OBW,
I agree with your point. My point was that until people jettison the MOTA concept (and with it the Recovery concept), they will not be able to see Lee in a way where his failings even matter.
The "Recovery" was and is nothing more than Lee's private church, a subset of the Church in which he could make up certain rules and teachings which always pointed back to him as the final authority on everything. "The Recovery" is not scriptural, but he convinced enough people that it was real and he was at the helm.
Those two principles, being the Recovery and being the MOTA, are self-reinforcing. When rival publications appeared, Lee gave lip service to personal freedom while stating in no uncertain terms that any teachings which were not completely in line with his were not of the Recovery, i.e. not of God's up-to-date, unique move.
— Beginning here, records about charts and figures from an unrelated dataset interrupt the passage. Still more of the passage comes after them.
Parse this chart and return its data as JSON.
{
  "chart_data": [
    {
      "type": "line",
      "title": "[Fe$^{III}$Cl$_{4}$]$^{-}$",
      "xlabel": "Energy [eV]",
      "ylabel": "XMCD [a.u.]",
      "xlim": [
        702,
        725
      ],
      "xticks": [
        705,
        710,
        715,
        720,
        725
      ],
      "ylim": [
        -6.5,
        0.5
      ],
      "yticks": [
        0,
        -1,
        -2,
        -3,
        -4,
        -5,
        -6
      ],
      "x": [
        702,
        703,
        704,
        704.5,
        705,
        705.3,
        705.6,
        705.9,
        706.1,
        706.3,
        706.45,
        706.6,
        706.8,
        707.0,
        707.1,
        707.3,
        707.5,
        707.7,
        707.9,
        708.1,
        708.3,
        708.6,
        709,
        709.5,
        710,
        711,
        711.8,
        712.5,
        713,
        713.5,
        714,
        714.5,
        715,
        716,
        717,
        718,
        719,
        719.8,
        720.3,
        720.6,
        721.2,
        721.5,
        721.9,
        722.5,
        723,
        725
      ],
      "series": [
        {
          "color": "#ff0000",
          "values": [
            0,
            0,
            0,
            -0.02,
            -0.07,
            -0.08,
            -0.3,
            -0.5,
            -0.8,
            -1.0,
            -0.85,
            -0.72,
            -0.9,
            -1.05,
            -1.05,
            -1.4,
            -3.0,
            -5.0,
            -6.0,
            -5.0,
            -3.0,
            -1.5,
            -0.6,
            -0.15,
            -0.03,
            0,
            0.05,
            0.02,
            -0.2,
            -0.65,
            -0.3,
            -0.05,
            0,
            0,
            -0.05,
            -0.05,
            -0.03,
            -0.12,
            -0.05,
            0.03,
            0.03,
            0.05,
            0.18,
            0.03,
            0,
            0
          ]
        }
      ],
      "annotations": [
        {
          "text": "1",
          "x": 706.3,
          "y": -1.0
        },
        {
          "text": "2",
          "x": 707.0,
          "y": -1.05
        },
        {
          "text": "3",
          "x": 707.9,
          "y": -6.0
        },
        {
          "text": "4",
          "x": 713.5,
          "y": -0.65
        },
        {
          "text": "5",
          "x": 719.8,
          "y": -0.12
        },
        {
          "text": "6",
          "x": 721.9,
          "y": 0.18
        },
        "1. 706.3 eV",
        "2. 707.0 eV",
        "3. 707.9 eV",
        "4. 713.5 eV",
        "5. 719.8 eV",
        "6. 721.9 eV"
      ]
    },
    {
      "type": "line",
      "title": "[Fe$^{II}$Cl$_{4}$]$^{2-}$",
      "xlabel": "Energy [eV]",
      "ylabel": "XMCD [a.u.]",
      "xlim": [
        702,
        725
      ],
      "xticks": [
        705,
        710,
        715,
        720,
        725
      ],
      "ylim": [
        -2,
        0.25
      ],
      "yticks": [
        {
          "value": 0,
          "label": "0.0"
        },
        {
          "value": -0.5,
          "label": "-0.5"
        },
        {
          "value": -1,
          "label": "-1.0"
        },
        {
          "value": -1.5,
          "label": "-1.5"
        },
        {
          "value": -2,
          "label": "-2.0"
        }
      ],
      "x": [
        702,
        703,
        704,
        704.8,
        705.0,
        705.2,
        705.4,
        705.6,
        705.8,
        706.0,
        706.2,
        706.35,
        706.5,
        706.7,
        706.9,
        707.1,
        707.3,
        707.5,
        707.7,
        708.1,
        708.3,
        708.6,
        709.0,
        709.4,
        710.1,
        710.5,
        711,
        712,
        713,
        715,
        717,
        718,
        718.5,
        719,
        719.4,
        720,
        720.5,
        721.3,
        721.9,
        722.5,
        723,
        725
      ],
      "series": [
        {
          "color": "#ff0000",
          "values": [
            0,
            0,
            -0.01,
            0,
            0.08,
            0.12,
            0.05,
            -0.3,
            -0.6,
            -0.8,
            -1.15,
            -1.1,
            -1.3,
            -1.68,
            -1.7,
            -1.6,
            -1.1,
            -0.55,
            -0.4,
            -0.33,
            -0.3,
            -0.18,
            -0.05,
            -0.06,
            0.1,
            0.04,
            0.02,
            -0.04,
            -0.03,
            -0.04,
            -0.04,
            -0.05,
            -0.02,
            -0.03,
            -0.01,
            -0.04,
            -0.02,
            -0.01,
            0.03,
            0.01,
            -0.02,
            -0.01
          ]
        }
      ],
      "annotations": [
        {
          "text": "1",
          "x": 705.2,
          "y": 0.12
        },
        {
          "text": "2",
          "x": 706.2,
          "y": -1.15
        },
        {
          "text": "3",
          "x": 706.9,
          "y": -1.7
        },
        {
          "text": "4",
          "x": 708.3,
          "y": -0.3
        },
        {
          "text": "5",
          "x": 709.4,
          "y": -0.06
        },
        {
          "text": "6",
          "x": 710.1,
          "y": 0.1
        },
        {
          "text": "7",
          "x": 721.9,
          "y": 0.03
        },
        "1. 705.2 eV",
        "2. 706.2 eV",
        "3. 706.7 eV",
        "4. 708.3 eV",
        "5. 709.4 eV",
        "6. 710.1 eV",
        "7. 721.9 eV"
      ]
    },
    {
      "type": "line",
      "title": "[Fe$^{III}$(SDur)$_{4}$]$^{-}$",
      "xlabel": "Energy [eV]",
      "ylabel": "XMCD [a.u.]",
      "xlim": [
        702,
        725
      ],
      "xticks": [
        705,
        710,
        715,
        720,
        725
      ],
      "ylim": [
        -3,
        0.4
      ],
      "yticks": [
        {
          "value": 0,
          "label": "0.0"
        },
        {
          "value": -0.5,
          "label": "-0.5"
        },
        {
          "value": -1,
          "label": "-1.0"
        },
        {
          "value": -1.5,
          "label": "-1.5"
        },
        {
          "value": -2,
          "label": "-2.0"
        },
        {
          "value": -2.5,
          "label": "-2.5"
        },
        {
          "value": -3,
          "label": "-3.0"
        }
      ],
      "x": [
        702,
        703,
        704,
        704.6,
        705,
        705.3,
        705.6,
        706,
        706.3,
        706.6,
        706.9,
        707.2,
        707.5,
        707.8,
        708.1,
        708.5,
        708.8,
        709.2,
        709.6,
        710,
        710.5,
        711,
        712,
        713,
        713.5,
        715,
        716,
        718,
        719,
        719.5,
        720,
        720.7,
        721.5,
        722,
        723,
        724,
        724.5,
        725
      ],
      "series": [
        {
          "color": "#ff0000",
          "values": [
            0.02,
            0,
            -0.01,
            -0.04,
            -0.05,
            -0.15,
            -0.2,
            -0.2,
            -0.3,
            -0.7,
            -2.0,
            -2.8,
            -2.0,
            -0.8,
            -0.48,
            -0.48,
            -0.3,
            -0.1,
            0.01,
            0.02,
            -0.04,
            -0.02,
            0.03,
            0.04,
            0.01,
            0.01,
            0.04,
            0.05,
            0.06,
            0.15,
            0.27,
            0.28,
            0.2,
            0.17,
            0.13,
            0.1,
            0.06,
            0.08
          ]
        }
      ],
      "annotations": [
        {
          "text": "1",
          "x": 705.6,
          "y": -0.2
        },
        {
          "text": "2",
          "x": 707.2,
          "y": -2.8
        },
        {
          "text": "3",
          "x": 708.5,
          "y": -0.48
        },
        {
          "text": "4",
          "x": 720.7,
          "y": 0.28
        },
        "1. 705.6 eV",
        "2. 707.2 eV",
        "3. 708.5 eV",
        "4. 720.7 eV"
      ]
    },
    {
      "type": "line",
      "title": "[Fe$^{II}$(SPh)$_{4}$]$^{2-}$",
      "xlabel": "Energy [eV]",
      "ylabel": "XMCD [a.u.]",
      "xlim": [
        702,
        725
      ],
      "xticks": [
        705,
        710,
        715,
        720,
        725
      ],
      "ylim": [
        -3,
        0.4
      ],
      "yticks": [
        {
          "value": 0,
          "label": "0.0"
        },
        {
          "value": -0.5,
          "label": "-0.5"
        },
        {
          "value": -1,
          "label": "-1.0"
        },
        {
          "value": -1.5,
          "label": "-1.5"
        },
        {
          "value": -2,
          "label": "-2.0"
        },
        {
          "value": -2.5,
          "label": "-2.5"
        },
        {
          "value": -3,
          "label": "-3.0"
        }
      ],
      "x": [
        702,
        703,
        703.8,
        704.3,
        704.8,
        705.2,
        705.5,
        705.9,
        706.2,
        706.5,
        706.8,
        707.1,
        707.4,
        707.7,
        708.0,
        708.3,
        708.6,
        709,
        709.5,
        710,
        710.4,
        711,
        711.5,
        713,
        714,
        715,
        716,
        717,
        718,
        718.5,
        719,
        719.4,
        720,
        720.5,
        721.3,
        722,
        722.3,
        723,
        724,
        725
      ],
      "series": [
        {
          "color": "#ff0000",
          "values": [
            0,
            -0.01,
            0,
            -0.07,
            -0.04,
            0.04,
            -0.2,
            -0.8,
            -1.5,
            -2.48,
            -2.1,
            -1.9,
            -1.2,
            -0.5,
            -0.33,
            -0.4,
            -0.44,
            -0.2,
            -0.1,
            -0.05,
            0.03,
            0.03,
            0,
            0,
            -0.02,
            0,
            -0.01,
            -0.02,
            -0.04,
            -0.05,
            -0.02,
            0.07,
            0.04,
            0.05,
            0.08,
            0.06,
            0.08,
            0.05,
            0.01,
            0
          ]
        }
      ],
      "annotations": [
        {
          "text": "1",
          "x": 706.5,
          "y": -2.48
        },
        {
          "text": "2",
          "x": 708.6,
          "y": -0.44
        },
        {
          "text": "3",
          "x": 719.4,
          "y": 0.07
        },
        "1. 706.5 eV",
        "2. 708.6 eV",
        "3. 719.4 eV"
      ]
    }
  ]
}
In other words, when you boil it down, it was all about him and what he thought. Period. Don't believe me, just read
www.afaithfulword.org, an astounding bundle of circular logic whose conclusions are totally based on the notion that Lee and Nee were MOTAs which must never be questioned.
I agree that if Lee were any typical Christian teacher, he would not be taken very seriously (in fact he is not) because of his arrogance and his shady dealings. But until one learns to look at him simply as one looks at any other Christian, one is going to continue grade him on a curve, the curve of him being right even when he's wrong.